Flint, MI– The Flint City Council unanimously voted to spend two days getting trained in appropriate behavior during council meetings.
As proposed by Council President Kate Fields, council members will meet Feb. 15 and March 1, in public meetings to get trained in decorum in debate, and “dilatory,” or disruptive, motions and appeals.
Council meetings have been known to go on for seven or eight hours, and often get feisty. Frequently, members complain about each other name-calling, bullying, making personal attacks, being disrespectful, and not understanding the rules.
“I think it’s clear that this council needs some additional training in parliamentary and council rules,” Fields said.
Eleanor “Coco” Siewert, a professional registered parliamentarian, will be conducting the trainings. Fields said she has given the council training before but that it has been at least a year since the last one.

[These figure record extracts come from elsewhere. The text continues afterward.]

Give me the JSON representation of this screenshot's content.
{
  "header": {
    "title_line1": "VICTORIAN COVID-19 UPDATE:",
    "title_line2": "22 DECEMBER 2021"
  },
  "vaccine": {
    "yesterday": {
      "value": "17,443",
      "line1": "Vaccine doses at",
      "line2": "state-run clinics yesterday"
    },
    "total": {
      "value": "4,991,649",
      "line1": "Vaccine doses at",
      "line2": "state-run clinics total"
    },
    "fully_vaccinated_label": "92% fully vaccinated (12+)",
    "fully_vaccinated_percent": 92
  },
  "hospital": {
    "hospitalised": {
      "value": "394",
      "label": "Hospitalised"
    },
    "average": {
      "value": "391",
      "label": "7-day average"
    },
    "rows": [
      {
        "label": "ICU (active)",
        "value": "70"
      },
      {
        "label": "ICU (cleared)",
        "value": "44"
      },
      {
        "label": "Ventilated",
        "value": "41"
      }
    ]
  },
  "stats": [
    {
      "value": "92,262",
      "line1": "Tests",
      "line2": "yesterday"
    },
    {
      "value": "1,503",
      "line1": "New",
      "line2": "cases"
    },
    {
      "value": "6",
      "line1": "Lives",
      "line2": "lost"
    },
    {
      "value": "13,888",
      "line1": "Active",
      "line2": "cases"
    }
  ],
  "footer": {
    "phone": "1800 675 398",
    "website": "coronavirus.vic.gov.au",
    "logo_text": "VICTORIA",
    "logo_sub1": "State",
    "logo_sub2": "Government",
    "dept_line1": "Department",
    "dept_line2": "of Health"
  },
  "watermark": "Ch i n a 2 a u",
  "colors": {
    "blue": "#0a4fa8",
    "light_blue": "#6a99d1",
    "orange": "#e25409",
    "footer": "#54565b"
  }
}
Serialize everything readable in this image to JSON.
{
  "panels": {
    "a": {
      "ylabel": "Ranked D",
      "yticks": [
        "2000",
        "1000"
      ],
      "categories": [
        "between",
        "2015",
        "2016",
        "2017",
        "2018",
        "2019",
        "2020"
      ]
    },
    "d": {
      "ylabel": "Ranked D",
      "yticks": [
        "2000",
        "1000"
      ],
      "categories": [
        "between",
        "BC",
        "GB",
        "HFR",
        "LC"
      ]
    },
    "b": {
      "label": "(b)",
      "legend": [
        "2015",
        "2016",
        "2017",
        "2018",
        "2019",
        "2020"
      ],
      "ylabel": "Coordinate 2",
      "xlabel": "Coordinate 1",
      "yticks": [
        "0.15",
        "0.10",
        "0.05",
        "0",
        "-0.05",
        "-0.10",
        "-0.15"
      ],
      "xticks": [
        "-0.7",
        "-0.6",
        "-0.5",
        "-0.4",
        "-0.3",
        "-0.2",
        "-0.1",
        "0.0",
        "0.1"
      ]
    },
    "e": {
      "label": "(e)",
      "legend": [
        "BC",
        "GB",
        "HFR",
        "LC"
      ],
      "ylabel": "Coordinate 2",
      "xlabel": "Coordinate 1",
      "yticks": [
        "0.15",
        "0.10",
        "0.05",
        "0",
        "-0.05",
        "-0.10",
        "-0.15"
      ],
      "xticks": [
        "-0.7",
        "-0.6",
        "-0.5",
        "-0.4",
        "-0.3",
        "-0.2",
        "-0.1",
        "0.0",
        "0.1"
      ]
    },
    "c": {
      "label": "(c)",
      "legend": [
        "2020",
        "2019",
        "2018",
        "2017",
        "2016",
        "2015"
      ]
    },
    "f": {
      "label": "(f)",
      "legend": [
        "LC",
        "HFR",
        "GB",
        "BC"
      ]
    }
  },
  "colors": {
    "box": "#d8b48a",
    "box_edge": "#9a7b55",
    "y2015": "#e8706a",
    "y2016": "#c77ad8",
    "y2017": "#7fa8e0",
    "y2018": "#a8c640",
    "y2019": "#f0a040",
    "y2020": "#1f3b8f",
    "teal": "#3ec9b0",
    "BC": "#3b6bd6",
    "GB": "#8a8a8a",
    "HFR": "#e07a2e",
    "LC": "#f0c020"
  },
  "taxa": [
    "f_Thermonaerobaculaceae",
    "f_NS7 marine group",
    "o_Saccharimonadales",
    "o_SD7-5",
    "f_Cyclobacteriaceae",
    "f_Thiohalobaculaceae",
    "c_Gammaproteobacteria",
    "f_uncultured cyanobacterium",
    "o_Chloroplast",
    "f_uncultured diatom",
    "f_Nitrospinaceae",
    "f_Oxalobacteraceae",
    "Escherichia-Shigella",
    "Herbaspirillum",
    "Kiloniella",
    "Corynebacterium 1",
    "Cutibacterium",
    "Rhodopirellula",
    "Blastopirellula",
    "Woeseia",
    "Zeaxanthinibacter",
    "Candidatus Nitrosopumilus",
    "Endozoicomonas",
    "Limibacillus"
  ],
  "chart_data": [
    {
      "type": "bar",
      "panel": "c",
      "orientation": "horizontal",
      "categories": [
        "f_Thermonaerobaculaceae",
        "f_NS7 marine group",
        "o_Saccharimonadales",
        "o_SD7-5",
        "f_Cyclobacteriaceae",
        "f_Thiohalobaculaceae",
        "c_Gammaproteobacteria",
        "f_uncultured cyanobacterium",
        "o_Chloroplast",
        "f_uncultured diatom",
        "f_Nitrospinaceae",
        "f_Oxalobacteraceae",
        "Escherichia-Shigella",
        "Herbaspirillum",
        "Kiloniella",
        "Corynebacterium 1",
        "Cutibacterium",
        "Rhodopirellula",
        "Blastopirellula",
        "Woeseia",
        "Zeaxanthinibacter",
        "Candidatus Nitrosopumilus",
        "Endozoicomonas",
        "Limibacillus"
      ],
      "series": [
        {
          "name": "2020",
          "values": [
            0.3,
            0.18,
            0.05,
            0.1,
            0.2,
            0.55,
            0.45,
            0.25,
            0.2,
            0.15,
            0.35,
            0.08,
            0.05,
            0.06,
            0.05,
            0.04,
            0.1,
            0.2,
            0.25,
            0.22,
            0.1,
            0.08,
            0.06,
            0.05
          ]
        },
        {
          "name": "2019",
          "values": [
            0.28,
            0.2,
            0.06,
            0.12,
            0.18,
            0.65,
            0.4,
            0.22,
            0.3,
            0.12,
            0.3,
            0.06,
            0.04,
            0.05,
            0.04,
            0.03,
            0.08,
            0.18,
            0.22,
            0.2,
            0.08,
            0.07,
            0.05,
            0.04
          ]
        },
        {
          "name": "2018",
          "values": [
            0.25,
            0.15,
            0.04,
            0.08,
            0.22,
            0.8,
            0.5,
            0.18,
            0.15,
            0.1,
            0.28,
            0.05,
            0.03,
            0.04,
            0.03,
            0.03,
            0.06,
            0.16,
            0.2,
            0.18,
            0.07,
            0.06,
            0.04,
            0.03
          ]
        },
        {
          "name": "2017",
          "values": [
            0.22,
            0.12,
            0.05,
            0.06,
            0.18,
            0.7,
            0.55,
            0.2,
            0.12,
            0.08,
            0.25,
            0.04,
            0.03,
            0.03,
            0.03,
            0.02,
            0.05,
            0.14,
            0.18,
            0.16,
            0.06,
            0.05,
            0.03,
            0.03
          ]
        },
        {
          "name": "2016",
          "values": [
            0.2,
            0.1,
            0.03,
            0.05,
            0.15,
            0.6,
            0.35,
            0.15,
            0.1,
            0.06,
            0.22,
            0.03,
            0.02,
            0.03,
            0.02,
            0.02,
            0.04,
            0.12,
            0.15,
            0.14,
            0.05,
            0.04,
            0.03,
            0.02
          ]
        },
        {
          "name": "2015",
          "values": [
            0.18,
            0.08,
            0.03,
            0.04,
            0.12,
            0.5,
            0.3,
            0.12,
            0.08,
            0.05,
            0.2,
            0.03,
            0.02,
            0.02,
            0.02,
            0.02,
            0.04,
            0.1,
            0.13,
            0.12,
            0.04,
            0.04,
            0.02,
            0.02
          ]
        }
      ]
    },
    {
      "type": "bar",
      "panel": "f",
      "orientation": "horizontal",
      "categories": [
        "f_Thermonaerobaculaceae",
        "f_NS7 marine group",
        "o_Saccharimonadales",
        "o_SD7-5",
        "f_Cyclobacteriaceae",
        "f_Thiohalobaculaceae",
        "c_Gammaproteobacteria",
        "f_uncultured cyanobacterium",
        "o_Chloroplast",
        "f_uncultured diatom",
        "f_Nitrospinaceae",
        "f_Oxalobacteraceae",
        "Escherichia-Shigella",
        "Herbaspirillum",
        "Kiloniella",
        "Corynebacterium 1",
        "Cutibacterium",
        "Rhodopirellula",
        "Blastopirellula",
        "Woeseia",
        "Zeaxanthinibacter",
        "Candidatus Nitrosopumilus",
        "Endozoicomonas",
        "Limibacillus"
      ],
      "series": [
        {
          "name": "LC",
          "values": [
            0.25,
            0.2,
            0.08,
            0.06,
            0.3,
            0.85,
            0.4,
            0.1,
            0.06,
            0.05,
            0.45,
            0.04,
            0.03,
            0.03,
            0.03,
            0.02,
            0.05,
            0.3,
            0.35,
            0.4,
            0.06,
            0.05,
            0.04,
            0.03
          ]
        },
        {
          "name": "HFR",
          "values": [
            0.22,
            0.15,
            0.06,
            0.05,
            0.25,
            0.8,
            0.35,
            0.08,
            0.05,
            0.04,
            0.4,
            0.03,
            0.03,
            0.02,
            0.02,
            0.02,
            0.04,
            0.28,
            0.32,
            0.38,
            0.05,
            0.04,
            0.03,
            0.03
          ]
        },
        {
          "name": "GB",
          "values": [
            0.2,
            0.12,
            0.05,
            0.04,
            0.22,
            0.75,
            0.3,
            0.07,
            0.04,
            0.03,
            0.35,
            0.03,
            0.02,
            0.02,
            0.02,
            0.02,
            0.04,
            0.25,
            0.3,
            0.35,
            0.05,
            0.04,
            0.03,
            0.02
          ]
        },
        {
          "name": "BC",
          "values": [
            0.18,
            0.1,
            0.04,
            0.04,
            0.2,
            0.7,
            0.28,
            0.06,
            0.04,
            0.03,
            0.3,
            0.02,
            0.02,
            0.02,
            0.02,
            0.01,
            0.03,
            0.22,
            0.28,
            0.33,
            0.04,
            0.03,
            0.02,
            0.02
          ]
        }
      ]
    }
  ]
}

“Really my goal is simply to cut down on the time we spend in our meetings and make the meetings more effective, efficient, and professional,” Fields said. “I want to cut down on personalities and redirect to issues.”
The meetings will both be held at 5:30 p.m. and will be posted publicly on YouTube, the same way the council meetings are posted. Councilman Eric Mays said he was excited that these trainings are happening, and that they will be done publicly.
“I pray to God that it work, because we done had training sessions before and council people come out and don’t know what’s said,” Mays said. “Oh, I’m excited…Oh, happy days.”
Fields said the trainings are budgeted for under a line item for “professional services.” She was also hoping to hire a full-time parliamentarian with that budget.
The parliamentarian would attend council meetings and step in to clarify whether something is being done correctly or incorrectly.
“A lot of matters come up that I’m not an expert on, and some councilmembers deliberately misdirect or misstate things,” Fields said. “We need someone who is an expert.”
Council voted to hire a parliamentarian on a three-month trial basis, but the candidate Fields had selected couldn’t take the position for personal reasons. She said it’s been hard to find someone to take on the role.
Before COVID-19, Fields said it was challenging to find someone in the area to serve as a parliamentarian. She said most people were not located in Flint, and didn’t want to make long drives back home late at night when the meetings ended.
Now that the meetings are virtual, she said it should be easier to find someone in theory, but that’s not the case.
“What makes it harder is we have a state-wide reputation for being dysfunctional,” Fields said.
Fields said she is still looking for a candidate who could attend the meetings, and also help the council “revamp” the rules. She said that with clearer rules, a parliamentarian, committee meetings, and this training, she “can only hope”’ the meetings will improve.